At first everything looked so wonderfully lush and romantic - before I started digging in and working. The lawn is ultra compacted, super mossy, sparse in places. There is horsetail as high as a twelve year old's eye. I am scared to go into the far corner of the garden, the weeds are so tall. My old Florida fear of snakes makes it tough to stick my hands straight into anything I can't see - our mothers taught us well, and it probably saved my life with I was a kid walking through woods with rattlesnakes, but Holland's only poisonous snake is the adder, and I hope I never see one.

I did see the biggest slug in my entire life, at first I thought it was a dog turd. And when I reached back into the leaves to snip dead wood, a toy toad with bright red eyes made me yelp (I touched it with my rake just to make sure it wasn't a poisonous frog ready to pounce, how chicken is that?)

It took me a couple of hours to untangle the mess of overgrown rose bushes and stray tree seedlings and fluffy weeds and dead growth. The ground is nice, with lots of rotted leaves from the giant beech tree above. Everything needs help, but I can't help them all right now. I just fed the roses and will leave them until the fall (or so I read). There is a cornus with lovely white leaves that is just stringy and weird all over the place. I feel free to randomly prune that.
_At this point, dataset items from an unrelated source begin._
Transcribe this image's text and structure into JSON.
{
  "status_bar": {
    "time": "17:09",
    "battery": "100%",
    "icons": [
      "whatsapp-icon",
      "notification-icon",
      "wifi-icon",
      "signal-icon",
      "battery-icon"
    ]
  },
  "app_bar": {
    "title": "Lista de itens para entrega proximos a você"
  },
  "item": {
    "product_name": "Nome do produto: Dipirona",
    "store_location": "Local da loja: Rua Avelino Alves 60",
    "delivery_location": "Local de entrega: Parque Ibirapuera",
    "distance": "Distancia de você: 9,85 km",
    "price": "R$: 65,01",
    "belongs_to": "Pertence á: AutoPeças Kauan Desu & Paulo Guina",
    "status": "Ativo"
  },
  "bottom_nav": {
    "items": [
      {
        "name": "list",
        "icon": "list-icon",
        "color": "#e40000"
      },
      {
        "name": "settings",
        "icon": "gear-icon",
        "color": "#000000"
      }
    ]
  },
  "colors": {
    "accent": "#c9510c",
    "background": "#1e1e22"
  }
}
Online, I looked up the list of plants I got with the place and saved links to info about pruning and feeding. I am going to print that all out and take it with me.

Oh, and I also fertilized the grass, I figured with all the rain we have now it might help. And my new soil tester kit turned blue, which means the soil is neutral. Is that a good thing?
Liz replied about 2 years ago
Your allotment story is going to be a gardening mystery....it will be interesting to follow what you find, plant life as well as animal life, and all the decisions you will be making....I know your allotment story will take a long time, but I'm anxious for the ending....to see the before and after.  Today's post was interesting!
Claire replied about 2 years ago
@Liz:Thanks for the comment, it is a mystery to me. All these years I have longed for a real garden (not just a balcony). The passion I am feeling now, after getting my first "real" garden is something like falling in love. And I don't quite know where it comes from. Something far away, my mom's gardening perhaps percolated through to me. Though she says I am a lot like her mom, who was also a gardener. Perhaps it's genetic. For sure, it is more than a "bug".